長く聖女を続けていらっしゃるので当然なのかもしれませんが、邸の中でまで『聖女』でいる必要はありません。時折私はナイさまが周りに気を配り過ぎて、いつか倒れてしまうのではと心配しています。
もしそうなれば私は聖女の役職は関係なく全力で治癒を施そうと決意していますが、杞憂であることを願うばかりです。歓談部屋に戻ってソファーに腰掛けてふうと息を吐きました。結構な時間を私はベランダで過ごしていたようで、置時計の針が随分と進んでいます。
「確かに主人のいない屋敷は寂しいものですわね。ユーリさんの様子見をお願いされていますが、子育ての経験がないわたくしたちは邪魔でしかありませんもの」
ロザリンデさまもソファーに腰を掛け、別館付きの侍女さんにお茶を淹れるようにと指示を出しました。丁寧に頭を下げた侍女さんは部屋を出て行きます。
「でもナイさまはユーリちゃんが寂しくないようにと私たちに託したと思うので、出来る限り顔を出したいな、と!」
ユーリちゃんのお世話は乳母さんのお仕事です。でもナイさまは機会があればおむつの交換をしたり、哺乳瓶でお乳をあげたりしているので普通のご当主さまとは違います。貴族夫人ですらご自身がお産みになった子供を乳母の方に完全に任せることもあると聞きます。
侯爵閣下であるナイさまが直々にユーリちゃんの面倒を看ていることは本当に稀なことでしょう。でも、乳母さん以外にもサフィールさんとジークリンデさんもお世話を焼いておりますし、アンファンちゃんも小さいながら一生懸命にユーリちゃんのお世話を焼いております。

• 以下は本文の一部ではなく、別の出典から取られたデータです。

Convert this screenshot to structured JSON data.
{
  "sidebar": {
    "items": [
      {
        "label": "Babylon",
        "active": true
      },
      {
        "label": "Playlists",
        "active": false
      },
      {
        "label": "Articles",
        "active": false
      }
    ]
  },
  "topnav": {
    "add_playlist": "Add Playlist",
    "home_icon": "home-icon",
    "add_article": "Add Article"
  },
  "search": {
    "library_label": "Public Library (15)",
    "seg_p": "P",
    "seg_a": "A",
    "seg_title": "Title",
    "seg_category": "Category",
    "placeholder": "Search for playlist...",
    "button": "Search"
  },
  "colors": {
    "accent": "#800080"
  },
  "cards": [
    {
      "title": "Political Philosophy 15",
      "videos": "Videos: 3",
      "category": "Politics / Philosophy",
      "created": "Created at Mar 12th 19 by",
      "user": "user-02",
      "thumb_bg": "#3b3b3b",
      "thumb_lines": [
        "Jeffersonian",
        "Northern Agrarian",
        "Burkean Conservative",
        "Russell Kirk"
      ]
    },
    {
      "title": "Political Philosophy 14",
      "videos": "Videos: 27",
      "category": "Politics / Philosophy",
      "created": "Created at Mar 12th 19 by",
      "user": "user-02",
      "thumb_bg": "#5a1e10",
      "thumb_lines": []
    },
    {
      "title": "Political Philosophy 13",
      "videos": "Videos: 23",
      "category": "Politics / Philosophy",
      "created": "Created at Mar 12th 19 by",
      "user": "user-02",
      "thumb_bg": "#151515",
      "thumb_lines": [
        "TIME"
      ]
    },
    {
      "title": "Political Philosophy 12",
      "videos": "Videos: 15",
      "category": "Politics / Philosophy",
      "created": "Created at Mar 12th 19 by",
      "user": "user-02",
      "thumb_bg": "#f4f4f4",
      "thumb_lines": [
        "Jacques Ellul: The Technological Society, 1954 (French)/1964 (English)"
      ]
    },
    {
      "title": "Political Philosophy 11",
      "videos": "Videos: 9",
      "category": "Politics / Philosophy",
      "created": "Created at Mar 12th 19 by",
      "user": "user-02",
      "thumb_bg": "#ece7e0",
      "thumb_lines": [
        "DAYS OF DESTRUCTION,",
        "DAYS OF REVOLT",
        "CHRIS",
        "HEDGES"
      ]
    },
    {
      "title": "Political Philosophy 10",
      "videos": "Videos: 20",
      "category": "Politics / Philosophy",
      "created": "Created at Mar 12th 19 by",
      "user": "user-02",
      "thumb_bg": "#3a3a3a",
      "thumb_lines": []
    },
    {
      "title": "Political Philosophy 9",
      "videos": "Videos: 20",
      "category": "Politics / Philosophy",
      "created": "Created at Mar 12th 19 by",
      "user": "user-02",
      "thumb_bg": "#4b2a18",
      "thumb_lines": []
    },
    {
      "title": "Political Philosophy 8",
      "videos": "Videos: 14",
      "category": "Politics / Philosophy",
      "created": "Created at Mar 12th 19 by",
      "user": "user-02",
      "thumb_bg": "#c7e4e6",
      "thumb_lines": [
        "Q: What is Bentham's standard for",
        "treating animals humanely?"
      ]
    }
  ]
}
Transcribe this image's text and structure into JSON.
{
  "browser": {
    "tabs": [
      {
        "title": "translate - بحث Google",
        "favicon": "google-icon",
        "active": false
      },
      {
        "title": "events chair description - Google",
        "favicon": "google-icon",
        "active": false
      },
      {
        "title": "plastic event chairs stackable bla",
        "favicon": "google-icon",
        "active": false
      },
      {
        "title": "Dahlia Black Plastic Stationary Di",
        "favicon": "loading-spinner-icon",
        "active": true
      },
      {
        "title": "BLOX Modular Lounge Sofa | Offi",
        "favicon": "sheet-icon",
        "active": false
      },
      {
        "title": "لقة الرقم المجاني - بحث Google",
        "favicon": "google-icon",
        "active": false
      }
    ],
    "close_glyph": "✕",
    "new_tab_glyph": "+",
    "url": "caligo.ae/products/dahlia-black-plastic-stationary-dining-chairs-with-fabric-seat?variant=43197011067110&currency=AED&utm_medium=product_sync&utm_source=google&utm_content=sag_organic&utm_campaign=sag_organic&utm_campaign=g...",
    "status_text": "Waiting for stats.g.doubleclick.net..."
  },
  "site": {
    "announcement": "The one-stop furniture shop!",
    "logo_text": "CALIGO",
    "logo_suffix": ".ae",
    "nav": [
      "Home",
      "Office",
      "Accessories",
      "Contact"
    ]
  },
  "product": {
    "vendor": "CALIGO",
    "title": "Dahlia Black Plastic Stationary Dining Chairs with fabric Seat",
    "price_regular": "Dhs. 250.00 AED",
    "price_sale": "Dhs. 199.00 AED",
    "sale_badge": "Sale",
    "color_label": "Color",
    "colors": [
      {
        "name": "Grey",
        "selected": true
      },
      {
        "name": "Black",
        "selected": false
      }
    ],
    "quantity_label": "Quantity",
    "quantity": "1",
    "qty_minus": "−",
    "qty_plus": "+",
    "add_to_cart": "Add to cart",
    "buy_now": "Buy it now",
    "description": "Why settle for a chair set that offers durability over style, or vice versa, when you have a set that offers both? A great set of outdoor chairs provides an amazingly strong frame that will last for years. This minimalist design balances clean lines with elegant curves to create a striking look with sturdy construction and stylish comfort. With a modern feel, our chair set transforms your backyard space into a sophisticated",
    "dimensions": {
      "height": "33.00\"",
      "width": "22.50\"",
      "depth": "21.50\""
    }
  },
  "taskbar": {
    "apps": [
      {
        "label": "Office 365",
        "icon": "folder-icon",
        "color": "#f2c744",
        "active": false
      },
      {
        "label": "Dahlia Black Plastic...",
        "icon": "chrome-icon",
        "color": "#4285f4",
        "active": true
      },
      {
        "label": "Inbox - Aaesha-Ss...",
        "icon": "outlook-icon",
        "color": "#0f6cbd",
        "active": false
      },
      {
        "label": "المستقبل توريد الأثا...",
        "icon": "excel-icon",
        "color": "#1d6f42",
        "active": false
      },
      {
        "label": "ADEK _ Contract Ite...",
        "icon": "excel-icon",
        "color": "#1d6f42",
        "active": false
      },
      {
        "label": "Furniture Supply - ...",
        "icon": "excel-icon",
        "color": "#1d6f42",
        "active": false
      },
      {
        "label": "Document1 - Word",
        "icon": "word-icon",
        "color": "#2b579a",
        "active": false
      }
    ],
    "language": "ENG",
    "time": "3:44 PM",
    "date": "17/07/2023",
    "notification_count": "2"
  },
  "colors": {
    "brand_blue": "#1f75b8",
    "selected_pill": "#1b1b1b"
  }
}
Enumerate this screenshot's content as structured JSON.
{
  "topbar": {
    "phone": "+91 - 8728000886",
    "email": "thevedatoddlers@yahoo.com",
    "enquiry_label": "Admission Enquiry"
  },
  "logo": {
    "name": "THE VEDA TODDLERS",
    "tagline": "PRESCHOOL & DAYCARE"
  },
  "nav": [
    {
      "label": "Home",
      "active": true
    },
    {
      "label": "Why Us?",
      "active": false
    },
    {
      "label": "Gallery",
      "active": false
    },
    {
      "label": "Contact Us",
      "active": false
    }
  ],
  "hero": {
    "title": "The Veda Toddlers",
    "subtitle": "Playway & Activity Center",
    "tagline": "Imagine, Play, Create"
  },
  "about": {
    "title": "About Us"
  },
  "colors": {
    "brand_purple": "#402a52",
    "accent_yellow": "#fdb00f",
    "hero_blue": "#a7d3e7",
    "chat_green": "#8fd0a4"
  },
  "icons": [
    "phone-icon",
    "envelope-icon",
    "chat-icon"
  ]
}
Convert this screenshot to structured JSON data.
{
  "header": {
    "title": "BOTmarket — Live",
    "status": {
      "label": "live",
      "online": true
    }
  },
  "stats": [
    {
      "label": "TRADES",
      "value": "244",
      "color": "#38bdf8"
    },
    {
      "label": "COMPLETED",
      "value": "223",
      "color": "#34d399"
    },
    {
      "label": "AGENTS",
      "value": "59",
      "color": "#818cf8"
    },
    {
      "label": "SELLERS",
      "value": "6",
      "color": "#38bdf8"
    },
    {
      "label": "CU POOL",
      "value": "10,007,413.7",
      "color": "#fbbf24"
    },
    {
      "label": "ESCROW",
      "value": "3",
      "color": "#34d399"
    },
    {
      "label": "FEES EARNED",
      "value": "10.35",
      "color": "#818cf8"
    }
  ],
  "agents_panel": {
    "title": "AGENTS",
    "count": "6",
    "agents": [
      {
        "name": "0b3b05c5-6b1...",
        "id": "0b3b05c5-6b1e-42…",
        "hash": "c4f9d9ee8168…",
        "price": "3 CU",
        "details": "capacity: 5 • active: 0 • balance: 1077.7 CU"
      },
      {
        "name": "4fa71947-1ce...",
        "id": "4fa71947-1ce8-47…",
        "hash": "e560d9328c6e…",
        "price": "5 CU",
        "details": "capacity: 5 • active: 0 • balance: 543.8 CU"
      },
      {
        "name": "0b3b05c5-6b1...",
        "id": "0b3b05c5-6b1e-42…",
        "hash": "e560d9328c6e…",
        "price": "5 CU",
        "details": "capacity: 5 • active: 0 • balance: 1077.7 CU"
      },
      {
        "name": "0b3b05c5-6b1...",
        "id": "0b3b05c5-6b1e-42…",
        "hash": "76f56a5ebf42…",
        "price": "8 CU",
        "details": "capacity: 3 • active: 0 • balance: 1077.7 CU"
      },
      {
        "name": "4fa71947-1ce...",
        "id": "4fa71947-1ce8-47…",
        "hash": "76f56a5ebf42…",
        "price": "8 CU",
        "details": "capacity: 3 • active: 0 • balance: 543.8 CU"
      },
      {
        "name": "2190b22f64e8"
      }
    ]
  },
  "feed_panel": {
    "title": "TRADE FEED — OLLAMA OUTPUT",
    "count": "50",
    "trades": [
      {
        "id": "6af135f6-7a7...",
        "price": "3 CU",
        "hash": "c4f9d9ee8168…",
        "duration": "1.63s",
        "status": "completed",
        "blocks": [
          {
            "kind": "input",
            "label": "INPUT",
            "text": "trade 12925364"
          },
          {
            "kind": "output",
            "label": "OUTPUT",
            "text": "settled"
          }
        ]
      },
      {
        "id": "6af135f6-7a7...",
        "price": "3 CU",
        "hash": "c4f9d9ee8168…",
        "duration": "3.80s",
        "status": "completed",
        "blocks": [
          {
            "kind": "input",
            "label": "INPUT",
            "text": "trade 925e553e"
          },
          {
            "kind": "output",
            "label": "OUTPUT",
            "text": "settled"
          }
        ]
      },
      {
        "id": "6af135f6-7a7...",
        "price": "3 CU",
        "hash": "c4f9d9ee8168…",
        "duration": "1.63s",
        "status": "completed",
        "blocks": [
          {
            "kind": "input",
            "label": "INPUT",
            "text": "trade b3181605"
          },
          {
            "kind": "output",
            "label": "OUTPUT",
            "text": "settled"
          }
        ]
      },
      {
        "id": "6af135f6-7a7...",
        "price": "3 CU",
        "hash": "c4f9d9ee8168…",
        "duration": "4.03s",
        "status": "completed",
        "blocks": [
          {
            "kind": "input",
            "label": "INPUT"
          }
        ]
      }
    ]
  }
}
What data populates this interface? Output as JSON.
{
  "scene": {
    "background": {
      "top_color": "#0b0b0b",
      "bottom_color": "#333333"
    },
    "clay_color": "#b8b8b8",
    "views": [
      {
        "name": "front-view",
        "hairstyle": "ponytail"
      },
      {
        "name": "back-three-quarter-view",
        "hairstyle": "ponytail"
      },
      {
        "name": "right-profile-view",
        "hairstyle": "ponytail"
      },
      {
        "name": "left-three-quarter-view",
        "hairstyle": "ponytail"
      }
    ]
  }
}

クレイグさんとジークフリードさんも不器用ながらユーリちゃんのお世話をしていると話を聞きました。凄く微笑ましい光景なので、私も輪の中に加わりたいですが勝手はできません。
「アリアさまの前向きなところは見習いたいものです」
ふふと短く笑いながらロザリンデさまは私を見ました。私は貴族令嬢としては程遠いので見習われても困ります。ロザリンデさまが私になれば野生児となってしまうのではないのでしょうか。
「見習うようなものではないかと。私は田舎出身の貧乏貴族ですから、ロザリンデさまが真似をすれば侯爵家のご令嬢の価値を落としてしまいますよ?」
「ここ最近は侯爵令嬢としてよりも、聖女として活動している方が性に合っている気がします……教会の皆さまも良くしてくださいますし、カルヴァイン枢機卿がお優しい方でわたくしの苦手な治癒魔術の相談に乗って頂いておりますの」
ロザリンデさまが少し照れ臭そうに笑います。カルヴァイン枢機卿さまは、枢機卿という立場にありながら治癒院に訪れた患者さんに分け隔てなく接していますし、教会の改革に精力的なお方です。
残り二人の枢機卿さまもカルヴァイン枢機卿さまに全幅の信頼を寄せておりますし、将来はアルバトロス王国教会を背負っていく方だろうと教会内で囁かれています。
ロザリンデさまと私は同じ屋根の下で暮らしているので、良く行動を共にしているのですが、いつの間にカルヴァイン枢機卿さまと仲良くなっていたのでしょうか。
詳しく話を聞きたいですが踏み込んで聞くのは憚られると誰にも分からないように首を振れば、ワゴンを引いた侍女さんが戻ってきてお茶を出してくれます。何故かミナーヴァ子爵邸の侍女長さまもご一緒に現れたのでロザリンデさまと視線を合わせます。話を中断して、目の前にお茶が置かれるまで待っていると侍女長さまが深々と礼を執りました。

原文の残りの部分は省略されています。